Born and raised in Springfield, Ill., Mr. Heffernan was hired by the old Western Electric Co. in 1941, shortly before he joined the Navy and served in the South Pacific during World War II.
An aerial radar technician, he flew numerous combat missions and survived a plane crash.
After the war, he returned to the telephone equipment manufacturer and was among the first personnel to staff Western Electric's Eastern regional headquarters in Cockeysville, beginning in 1964.
Family members said he worked on a small phone known as the "Princess" and the push-button touch service that replaced the rotary dial. He retired in 1984.
Mr. Heffernan was a past president of St. Brendan's Division of the Ancient Order of Hibernians and dressed in formal attire, including a top hat, during the annual march in Baltimore's St.

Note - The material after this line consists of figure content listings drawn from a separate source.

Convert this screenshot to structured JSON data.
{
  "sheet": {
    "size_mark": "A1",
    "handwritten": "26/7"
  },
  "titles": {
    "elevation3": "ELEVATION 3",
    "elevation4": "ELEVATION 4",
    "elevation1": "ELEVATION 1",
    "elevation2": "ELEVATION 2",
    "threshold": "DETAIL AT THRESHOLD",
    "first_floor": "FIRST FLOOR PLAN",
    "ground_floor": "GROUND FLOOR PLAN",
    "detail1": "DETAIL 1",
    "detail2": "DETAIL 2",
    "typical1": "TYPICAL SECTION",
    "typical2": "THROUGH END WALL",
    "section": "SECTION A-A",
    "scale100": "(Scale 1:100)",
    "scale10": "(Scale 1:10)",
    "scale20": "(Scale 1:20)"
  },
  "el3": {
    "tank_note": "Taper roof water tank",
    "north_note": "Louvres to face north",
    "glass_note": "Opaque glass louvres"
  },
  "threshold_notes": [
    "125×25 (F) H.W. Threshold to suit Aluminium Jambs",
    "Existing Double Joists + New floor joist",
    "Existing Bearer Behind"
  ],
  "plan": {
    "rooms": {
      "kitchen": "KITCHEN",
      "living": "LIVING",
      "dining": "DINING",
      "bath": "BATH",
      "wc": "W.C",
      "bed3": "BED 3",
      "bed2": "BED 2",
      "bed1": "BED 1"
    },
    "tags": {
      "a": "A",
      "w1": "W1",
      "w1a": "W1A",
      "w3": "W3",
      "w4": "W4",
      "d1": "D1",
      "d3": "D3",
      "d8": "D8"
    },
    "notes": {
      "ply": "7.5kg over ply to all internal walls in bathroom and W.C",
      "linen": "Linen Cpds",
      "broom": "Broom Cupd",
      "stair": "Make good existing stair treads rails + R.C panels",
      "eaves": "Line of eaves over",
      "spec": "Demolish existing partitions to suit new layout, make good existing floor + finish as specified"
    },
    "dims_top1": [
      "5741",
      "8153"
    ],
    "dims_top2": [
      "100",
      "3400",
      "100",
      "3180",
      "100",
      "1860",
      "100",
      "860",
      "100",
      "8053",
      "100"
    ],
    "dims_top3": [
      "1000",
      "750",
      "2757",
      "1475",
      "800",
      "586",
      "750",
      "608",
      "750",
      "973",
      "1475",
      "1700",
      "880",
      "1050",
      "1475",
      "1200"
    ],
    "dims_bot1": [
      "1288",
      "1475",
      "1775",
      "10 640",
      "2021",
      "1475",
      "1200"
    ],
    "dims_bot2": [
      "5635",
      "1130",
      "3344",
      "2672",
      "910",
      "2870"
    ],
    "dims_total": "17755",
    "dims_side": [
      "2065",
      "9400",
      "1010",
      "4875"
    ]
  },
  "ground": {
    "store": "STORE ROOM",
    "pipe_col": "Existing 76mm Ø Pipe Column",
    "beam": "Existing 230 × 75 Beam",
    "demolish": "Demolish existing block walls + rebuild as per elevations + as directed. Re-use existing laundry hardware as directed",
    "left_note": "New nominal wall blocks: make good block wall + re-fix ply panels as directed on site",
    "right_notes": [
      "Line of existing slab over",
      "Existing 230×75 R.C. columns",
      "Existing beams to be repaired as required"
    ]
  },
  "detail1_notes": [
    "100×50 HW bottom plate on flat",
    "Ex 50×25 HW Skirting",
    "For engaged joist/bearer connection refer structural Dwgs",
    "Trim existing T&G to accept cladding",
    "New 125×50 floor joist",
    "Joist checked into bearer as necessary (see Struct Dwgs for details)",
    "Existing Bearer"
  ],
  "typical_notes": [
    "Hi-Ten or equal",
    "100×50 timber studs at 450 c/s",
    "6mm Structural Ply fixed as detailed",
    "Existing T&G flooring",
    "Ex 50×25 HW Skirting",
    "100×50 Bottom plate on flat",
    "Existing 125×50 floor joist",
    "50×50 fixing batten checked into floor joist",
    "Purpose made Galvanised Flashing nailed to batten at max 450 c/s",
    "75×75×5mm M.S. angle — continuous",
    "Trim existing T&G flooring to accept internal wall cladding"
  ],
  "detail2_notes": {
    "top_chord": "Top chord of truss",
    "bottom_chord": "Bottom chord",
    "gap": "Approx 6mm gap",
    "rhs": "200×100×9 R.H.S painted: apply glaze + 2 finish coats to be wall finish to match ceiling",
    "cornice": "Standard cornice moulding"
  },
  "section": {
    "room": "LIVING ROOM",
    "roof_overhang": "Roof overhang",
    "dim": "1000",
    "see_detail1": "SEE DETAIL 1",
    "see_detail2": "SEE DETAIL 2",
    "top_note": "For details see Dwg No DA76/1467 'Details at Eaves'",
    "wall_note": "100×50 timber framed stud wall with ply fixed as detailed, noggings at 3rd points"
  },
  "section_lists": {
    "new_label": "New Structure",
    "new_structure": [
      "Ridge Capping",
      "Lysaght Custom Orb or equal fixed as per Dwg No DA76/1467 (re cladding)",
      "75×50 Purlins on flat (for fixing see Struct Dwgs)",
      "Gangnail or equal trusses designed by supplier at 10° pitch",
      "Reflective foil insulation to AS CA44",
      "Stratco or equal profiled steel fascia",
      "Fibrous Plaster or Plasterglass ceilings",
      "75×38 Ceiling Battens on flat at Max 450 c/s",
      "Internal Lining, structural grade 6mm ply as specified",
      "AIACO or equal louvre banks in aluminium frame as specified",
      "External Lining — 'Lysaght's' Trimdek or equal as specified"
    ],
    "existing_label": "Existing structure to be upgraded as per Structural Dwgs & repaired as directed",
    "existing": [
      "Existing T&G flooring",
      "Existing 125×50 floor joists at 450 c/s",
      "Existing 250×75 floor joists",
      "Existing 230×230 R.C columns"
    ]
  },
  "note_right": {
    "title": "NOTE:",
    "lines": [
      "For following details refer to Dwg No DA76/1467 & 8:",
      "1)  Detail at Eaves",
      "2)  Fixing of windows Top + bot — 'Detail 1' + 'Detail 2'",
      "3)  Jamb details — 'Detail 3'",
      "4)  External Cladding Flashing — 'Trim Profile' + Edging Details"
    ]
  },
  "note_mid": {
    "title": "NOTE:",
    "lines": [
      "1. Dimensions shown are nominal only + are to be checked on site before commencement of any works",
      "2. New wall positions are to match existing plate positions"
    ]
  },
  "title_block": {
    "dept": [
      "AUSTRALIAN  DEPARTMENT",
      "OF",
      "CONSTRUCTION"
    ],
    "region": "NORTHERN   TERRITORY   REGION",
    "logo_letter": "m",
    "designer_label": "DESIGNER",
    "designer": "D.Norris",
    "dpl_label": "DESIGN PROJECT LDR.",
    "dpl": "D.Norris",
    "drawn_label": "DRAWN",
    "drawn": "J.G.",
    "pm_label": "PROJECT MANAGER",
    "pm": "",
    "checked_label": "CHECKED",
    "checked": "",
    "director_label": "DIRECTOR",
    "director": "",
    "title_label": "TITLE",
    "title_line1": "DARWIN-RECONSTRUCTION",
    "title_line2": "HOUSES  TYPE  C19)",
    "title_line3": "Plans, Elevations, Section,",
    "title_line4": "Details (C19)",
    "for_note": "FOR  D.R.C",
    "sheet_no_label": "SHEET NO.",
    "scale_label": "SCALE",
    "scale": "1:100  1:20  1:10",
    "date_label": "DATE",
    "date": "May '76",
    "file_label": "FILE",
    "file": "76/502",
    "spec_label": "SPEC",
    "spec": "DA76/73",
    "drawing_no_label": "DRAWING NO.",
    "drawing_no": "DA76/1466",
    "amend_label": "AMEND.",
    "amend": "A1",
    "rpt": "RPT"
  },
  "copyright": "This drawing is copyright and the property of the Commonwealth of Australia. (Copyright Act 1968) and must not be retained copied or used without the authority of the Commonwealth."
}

Patrick's Day parade.
A Mass of Christian burial will be offered at 10 a.m. tomorrow in the chapel at Oak Crest Village, 8801 Walther Blvd., Parkville.
Survivors include two sons, William O. Heffernan of Stevenson and Thomas Heffernan of Monkton; two daughters, Kathleen Flynn of Hockessin, Del., and Colleen Burke of Joplin, Mo.; 10 grandchildren; and a great-grandson. His wife of 49 years, the former Catherine "Kay" O'Malley, died in 1996.